HIFU is used in a range of applications, including the treatment of uterine fibroids, cancer research and cosmetic therapies. In HIFU, ultrasound beams emanate from the PZT transducer, heating or agitating the target tissue. As a result, the tissue is destroyed by coagulation necrosis.
The operating frequencies used can vary widely, according to the area of the body being treated. In general, the lower the frequency, the deeper the penetration of the focused ultrasound; cysts, for example, require lower frequencies, from 250KHz to 2MHz. Higher frequencies, of 6MHz and above, are typically used to treat forehead skin, close to the skull.
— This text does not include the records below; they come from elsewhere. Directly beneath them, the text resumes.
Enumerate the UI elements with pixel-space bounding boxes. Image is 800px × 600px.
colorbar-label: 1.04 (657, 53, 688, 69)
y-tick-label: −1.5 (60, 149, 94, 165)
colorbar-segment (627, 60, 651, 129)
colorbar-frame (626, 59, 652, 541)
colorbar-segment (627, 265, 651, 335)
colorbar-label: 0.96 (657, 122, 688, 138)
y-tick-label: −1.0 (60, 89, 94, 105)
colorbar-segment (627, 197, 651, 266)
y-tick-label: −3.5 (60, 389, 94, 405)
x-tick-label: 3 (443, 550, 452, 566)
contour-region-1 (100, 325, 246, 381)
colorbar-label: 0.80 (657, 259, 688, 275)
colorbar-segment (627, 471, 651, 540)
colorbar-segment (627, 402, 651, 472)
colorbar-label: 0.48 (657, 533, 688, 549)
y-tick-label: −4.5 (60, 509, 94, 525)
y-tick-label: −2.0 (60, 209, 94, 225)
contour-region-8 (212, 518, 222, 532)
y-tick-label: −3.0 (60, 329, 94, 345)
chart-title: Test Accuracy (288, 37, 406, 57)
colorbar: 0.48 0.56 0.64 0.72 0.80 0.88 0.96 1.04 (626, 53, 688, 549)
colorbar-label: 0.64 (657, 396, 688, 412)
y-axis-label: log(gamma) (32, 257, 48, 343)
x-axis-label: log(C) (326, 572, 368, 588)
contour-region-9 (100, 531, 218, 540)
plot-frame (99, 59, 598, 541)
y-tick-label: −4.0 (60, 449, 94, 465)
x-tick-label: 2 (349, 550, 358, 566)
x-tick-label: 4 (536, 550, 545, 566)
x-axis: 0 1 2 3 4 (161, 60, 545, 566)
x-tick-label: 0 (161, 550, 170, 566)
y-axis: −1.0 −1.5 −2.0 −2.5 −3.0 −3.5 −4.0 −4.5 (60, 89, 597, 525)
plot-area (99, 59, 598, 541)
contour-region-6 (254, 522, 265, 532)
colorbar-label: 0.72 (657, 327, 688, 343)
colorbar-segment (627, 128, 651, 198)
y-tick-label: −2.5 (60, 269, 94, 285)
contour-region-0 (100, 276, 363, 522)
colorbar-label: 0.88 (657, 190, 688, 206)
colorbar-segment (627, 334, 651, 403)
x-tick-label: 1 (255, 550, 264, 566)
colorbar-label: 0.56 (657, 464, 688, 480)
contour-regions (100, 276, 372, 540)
In cosmetic medicine, HIFU has been cleared to treat subcutaneous tissues for the purpose of body contouring, also known as non-invasive liposuction.
The use of HIFU is not restricted to medicine; in industrial settings, it is used to break off solids or agglomerations of compounds. In some water treatment plants, for example, HIFU is used to destroy soils and promote the process of osmosis that purifies the water.
Frédéric Pimparel, Technical Application Manager for Morgan Advanced Materials explains, several of Morgan’s cutting edge ceramics are particularly suitable for HIFU. “Many of our exclusive, proprietary materials have qualities that are very helpful in HIFU. For example PZT401 offers a good compromise between high permittivity, low dielectric losses, high density, high piezoelectric activity and a high mechanical factor.
“This combination makes a transducer that is extremely efficient, and maximises the propagation of ultrasound wave energy. Another ceramic, PZT807, is excellent where higher HIFU power levels are needed, because it offers even lower dielectric losses, which means that it can be driven at higher frequencies and voltages, without causing self-heating of the transducer. PZT807 is also very dense and has low porosity, so is ideal for machining in thin components,” he added.